Yellow Moon

9 Oct 2006 in Dance & Drama

TAG, Citizens’ Theatre, Glasgow, and Highland school performances 2006

Keith Macpherson as Frank with Nalini Chetty and Andrew Scott-Ramsay. (photo - Tim Morozzo)

WHEN THE actors of Glasgow’s TAG theatre company turn up in your school hall, you might think they’re taking the Mick. They’ve got no set, no stage, no costumes to speak of – nothing more than a couple of chairs. It doesn’t look a promising way to fulfil playwright David Greig’s aim to entertain a teenage audience with a story of Hollywood-style excitement.

But as fans of radio drama will tell you, the best pictures are always in your head and, thanks to what amounts to a masterclass in storytelling, it’s no time at all before we’re being swept away from the supermarkets and street corners of Inverkeithing to the wilds of the Highlands.

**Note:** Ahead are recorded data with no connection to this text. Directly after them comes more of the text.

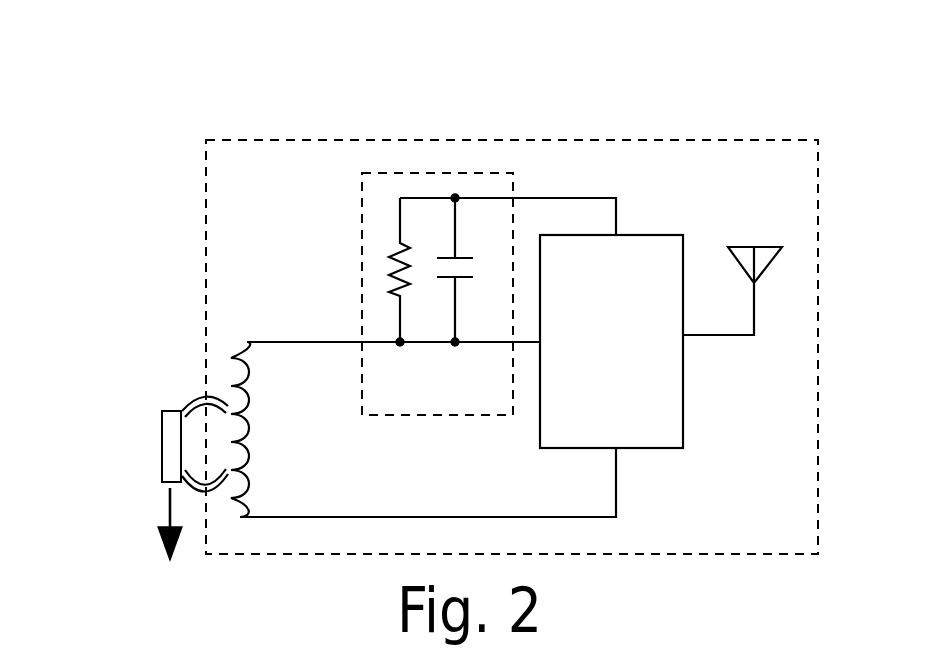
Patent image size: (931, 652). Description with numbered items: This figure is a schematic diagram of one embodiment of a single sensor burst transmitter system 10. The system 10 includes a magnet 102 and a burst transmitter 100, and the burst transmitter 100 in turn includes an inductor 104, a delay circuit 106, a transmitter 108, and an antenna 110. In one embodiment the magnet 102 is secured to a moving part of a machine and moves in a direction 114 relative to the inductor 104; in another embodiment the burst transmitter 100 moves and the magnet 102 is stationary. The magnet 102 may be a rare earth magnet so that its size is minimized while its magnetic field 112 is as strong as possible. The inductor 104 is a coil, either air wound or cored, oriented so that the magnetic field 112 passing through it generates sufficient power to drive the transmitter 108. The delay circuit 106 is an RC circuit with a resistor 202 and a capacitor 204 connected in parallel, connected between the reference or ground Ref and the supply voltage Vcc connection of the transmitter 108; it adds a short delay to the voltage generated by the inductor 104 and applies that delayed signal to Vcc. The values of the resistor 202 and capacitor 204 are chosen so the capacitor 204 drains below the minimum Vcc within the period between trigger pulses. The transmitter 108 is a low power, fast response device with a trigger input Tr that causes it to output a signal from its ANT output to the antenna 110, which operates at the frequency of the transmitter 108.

The single sensor burst transmitter system 10 is at (125, 81).
The burst transmitter 100 is at (440, 140).
The magnet 102 is at (160, 463).
The inductor 104 is at (227, 360).
The delay circuit 106 is at (443, 415).
The transmitter 108 is at (683, 395).
The antenna 110 is at (745, 247).
The magnetic field 112 is at (197, 398).
The direction 114 is at (168, 513).
The resistor 202 is at (388, 253).
The capacitor 204 is at (450, 277).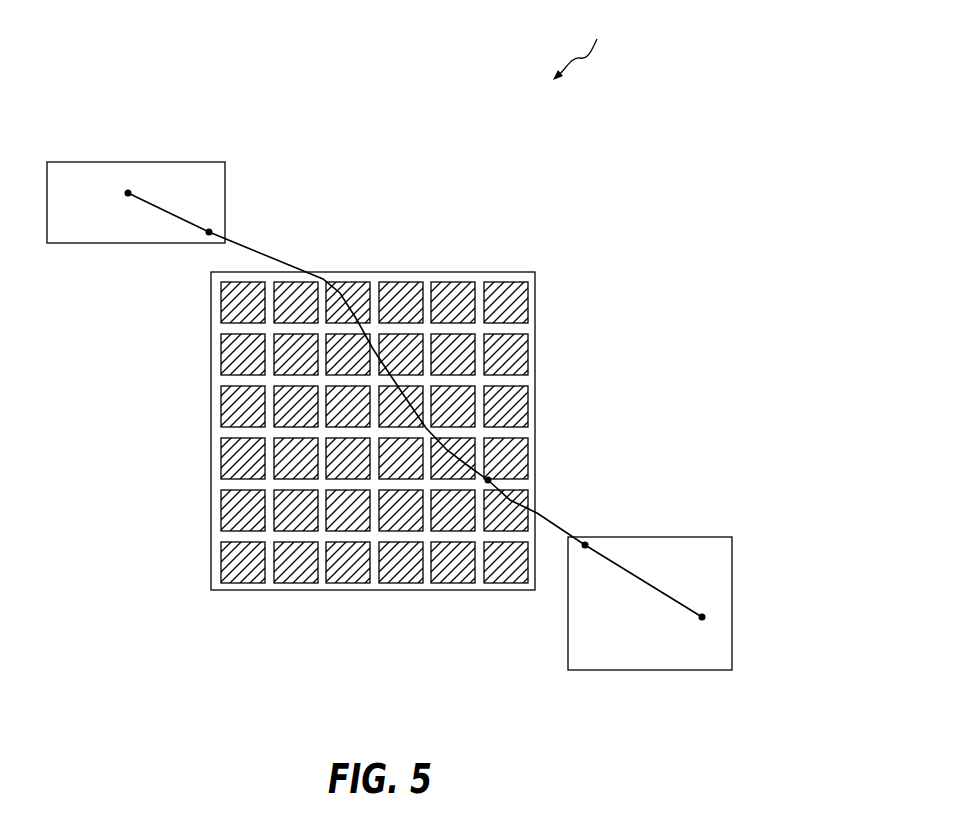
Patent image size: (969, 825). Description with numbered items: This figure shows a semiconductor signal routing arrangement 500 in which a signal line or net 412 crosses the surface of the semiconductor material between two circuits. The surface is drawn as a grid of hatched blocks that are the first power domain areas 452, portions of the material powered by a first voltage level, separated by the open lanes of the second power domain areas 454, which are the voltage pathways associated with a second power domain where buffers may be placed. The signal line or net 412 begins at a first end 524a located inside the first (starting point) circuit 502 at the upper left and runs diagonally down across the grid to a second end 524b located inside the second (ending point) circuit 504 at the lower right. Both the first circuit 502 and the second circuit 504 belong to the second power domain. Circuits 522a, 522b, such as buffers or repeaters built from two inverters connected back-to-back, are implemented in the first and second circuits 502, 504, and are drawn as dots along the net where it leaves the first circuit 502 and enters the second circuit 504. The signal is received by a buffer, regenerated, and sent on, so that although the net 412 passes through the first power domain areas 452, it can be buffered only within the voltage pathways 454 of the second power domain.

The routing layout 500 is at (584, 48).
The first (starting point) circuit 502 is at (225, 178).
The second (ending point) circuit 504 is at (732, 547).
The signal line or net 412 is at (270, 255).
The first power domain areas 452 is at (437, 282).
The second power domain areas 454 is at (480, 278).
The circuit 522a is at (209, 232).
The circuit 522b is at (488, 480).
The first end 524a is at (128, 193).
The second end 524b is at (702, 617).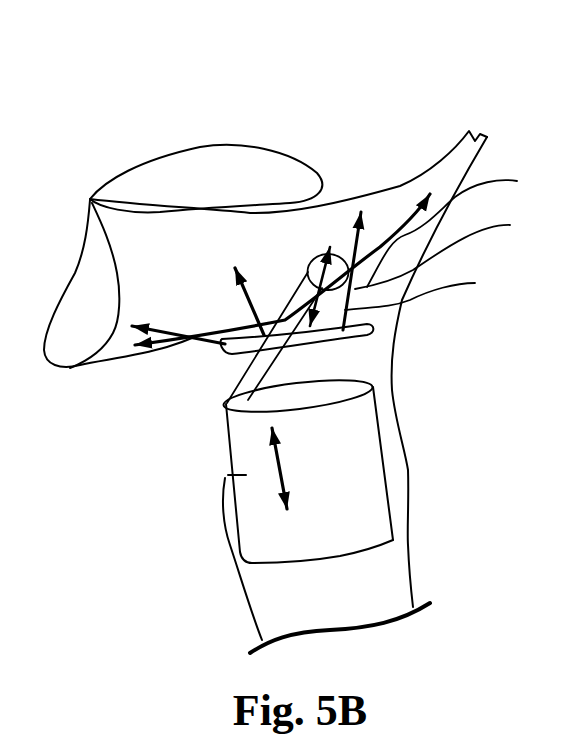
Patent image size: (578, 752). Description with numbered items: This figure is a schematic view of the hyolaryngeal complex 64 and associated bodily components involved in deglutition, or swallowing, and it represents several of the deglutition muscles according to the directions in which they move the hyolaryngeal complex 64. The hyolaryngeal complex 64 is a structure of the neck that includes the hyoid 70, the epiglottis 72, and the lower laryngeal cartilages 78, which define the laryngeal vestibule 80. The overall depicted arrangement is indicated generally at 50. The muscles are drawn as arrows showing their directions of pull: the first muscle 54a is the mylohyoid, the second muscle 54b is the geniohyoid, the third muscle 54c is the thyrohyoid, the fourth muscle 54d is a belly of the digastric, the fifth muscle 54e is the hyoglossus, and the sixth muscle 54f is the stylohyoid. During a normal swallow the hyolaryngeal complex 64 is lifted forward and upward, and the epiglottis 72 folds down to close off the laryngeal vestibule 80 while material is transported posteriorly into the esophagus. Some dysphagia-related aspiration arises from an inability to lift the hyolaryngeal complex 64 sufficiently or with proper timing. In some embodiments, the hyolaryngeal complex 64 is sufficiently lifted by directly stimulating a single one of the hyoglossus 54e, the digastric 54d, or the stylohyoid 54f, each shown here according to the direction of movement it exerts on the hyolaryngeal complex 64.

The implant assembly 50 is at (482, 95).
The first muscle 54a is at (285, 331).
The second muscle 54b is at (200, 336).
The third muscle 54c is at (280, 477).
The fourth muscle 54d is at (346, 257).
The fifth muscle 54e is at (453, 251).
The sixth muscle 54f is at (426, 271).
The hyolaryngeal complex 64 is at (186, 442).
The hyoid 70 is at (224, 346).
The epiglottis 72 is at (323, 247).
The lower laryngeal cartilages 78 is at (226, 478).
The vestibule 80 is at (358, 356).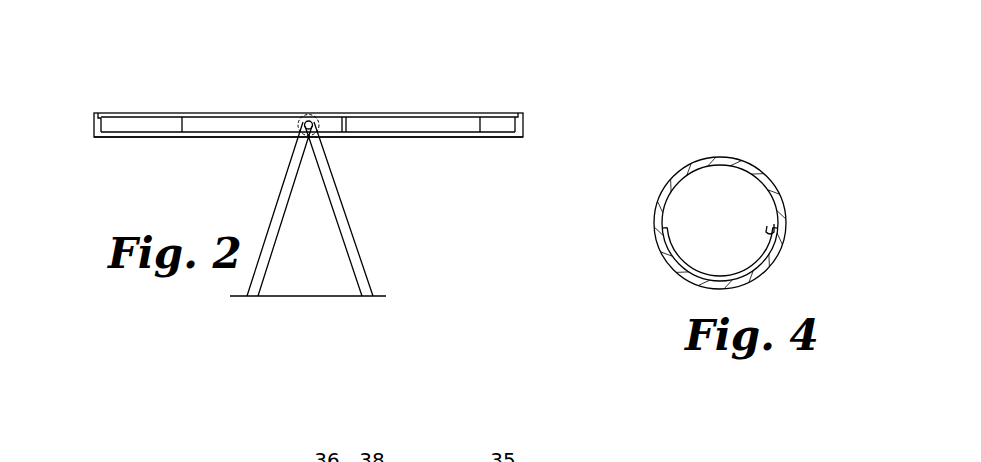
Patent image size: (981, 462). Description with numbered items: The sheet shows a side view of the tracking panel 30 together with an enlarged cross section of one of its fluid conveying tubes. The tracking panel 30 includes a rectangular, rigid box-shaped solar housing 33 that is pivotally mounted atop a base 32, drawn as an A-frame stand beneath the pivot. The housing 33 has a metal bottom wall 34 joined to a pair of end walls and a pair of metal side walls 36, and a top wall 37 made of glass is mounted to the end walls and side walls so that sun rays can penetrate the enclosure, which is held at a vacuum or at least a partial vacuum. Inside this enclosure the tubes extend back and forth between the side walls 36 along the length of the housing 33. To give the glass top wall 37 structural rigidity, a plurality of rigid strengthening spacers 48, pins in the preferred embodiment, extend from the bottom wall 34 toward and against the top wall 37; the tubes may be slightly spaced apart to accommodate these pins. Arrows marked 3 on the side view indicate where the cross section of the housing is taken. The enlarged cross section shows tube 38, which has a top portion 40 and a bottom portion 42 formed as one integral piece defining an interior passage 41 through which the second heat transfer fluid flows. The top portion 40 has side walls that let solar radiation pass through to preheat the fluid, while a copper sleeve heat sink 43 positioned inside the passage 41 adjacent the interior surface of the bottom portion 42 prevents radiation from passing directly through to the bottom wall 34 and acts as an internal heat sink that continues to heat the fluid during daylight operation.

In FIG. 2, the section line 3- 3 is at (157, 112).
In FIG. 2, the tracking panel 30 is at (498, 96).
In FIG. 2, the base 32 is at (360, 256).
In FIG. 2, the solar housing 33 is at (117, 137).
In FIG. 2, the bottom wall 34 is at (172, 137).
In FIG. 2, the side walls 36 is at (94, 124).
In FIG. 2, the top wall 37 is at (370, 113).
In FIG. 2, the strengthening spacers 48 is at (178, 123).
In FIG. 4, the tube 38 is at (732, 158).
In FIG. 4, the top portion 40 is at (770, 178).
In FIG. 4, the interior passage 41 is at (708, 217).
In FIG. 4, the bottom portion 42 is at (668, 258).
In FIG. 4, the copper sleeve heat sink 43 is at (767, 230).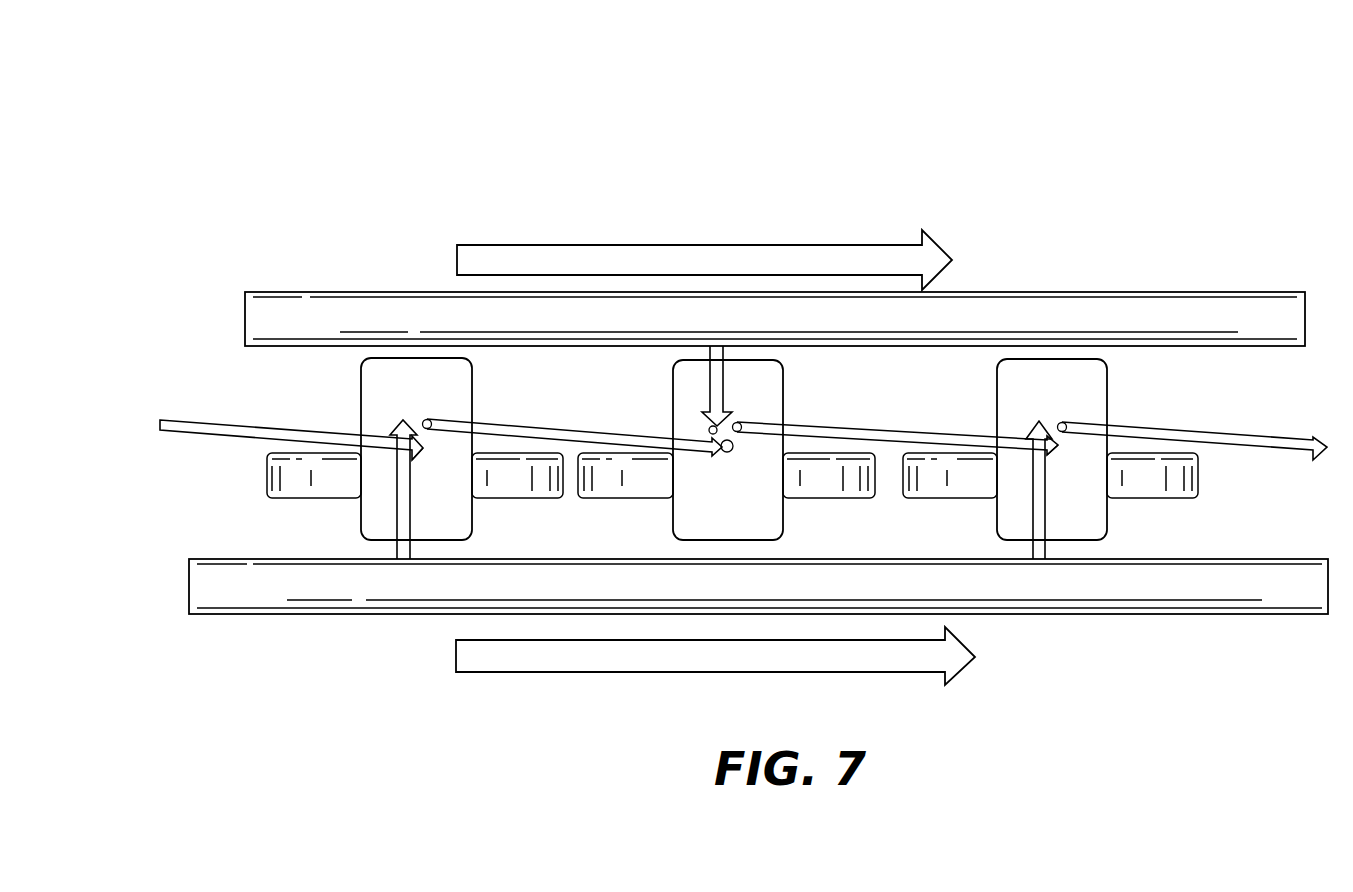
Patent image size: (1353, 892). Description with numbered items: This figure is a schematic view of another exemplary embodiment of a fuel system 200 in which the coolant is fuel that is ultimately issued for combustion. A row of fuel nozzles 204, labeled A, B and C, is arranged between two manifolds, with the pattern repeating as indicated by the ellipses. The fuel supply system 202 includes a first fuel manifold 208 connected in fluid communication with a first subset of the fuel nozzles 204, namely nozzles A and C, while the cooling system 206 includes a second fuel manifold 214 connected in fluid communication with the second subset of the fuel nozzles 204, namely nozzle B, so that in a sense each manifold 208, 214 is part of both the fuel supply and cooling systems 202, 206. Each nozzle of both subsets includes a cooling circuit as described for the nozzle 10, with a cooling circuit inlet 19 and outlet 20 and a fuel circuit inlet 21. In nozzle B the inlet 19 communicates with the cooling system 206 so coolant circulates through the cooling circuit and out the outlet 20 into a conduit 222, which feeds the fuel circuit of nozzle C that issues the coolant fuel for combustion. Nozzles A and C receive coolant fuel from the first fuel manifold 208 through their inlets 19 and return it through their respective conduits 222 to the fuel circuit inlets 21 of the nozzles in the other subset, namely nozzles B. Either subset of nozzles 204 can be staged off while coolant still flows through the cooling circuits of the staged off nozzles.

The system 200 is at (205, 170).
The cooling system 206 is at (145, 282).
The second fuel manifold 214 is at (317, 318).
The fuel nozzles 204 is at (145, 365).
The fuel supply system 202 is at (145, 550).
The first fuel manifold 208 is at (302, 587).
The nozzle 10 is at (506, 418).
The inlet 19 is at (403, 420).
The outlet 20 is at (428, 419).
The fuel circuit inlet 21 is at (420, 442).
The conduit 222 is at (880, 446).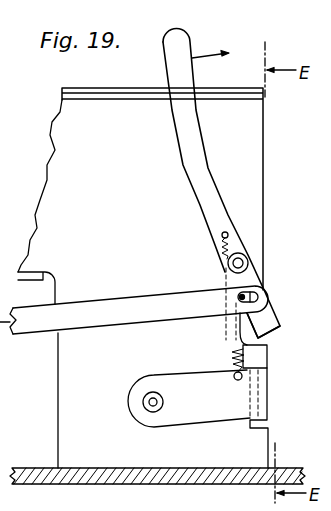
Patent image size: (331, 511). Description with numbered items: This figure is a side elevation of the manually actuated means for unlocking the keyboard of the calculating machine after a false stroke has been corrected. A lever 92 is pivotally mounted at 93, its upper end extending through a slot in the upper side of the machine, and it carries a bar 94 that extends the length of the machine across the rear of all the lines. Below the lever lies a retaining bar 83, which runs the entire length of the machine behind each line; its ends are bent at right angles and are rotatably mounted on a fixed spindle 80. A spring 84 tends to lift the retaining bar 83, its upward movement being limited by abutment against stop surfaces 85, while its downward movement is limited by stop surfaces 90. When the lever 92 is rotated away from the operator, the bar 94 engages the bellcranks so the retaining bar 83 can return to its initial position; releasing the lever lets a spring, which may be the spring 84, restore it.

The lever 92 is at (197, 162).
The pivot 93 is at (250, 262).
The bar 94 is at (265, 320).
The spring 84 is at (268, 348).
The stop surfaces 85 is at (268, 367).
The retaining bar 83 is at (268, 420).
The stop surfaces 90 is at (260, 430).
The fixed spindle 80 is at (147, 408).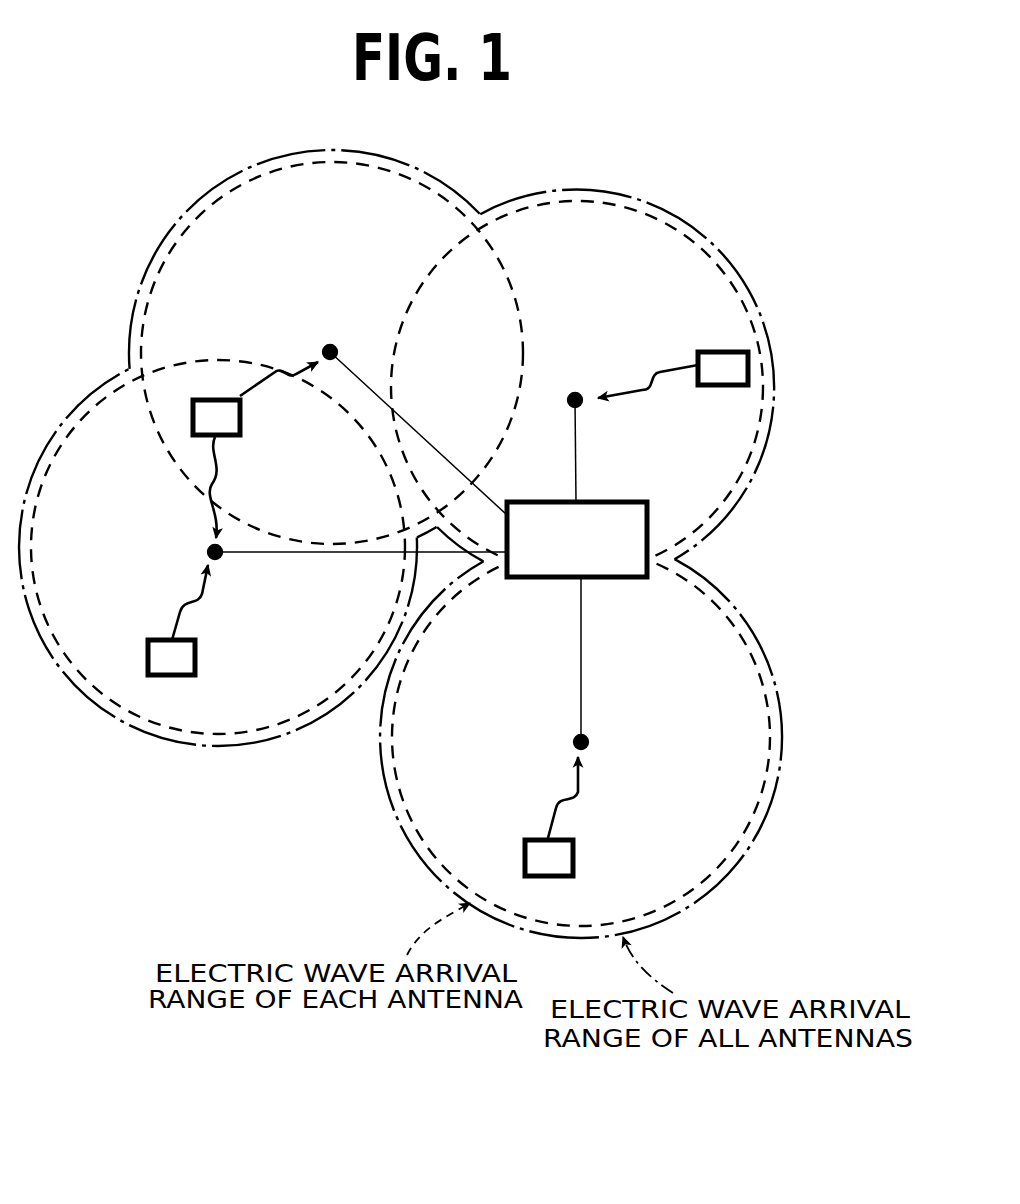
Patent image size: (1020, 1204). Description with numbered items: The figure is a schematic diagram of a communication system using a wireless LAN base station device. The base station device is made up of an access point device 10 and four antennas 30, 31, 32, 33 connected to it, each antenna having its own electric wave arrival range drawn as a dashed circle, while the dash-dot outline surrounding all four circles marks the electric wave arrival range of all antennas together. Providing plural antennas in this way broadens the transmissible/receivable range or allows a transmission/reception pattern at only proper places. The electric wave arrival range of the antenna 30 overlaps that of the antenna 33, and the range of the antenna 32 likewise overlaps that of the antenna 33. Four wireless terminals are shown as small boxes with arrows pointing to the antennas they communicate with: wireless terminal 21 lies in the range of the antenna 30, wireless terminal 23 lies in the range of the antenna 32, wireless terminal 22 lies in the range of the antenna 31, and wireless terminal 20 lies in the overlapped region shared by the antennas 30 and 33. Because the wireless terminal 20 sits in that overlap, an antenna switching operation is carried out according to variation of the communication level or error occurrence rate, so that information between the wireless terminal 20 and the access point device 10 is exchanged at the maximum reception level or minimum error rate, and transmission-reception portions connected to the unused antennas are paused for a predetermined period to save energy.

The access point device 10 is at (628, 502).
The wireless terminal 20 is at (240, 420).
The wireless terminal 21 is at (195, 657).
The wireless terminal 22 is at (573, 855).
The wireless terminal 23 is at (702, 352).
The antenna 30 is at (222, 560).
The antenna 31 is at (592, 742).
The antenna 32 is at (575, 393).
The antenna 33 is at (330, 345).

Subtitled ‘The Ballad of Leila and Lee’, Greig’s play is about two teenagers who are forced to go on the run when one of them, Lee, stabs his mother’s boyfriend in an argument. Remembering that his estranged father had retired from a life of crime in Glasgow to a Highland estate, he persuades the ever-silent Leila to head north with him.

One of the strengths of ‘Yellow Moon’ is its frankness. This is most immediately apparent in its use of bad language and references to sex and drugs. They haven’t sanitised the play for a schools audience and it’s all the more credible for it.

But Greig’s straight-talking goes deeper than that. His characters might be on the run like Bonnie and Clyde, but there are no Hollywood certainties in their portrayal.

Lee, played by a believably lanky Andrew Scott-Ramsay, is an unreconstructed bad boy with a shop-lifting habit whose greatest ambition is to be a pimp. Yet without being sentimental, Greig slowly reveals the lonely child within. He looks like a chav, but his cap is the one his father left him as a boy: by never taking it off, he’s holding on to the wide-eyed innocence of a child.

Leila, meanwhile, given a heart-warming portrayal by Nalini Chetty, is so much more than the quiet Muslim girl on a fast-track to academic success. In reaction to the complexities of an indifferent world, she’s sealed herself off behind a wall of silence and taken to self-harming in an effort to feel more real. For all her school achievements, she’s as insecure as her unlikely partner in crime.

Such frankness extends to the decidedly unromantic ending, giving the story a bitter-sweet taste of truth. With an excellent soundtrack by Nigel Dunn and equally strong performances by Keith Macpherson and Beth Marshall in the older roles, director Guy Hollands has shaped a perfectly judged production that’s well worth going back to school for.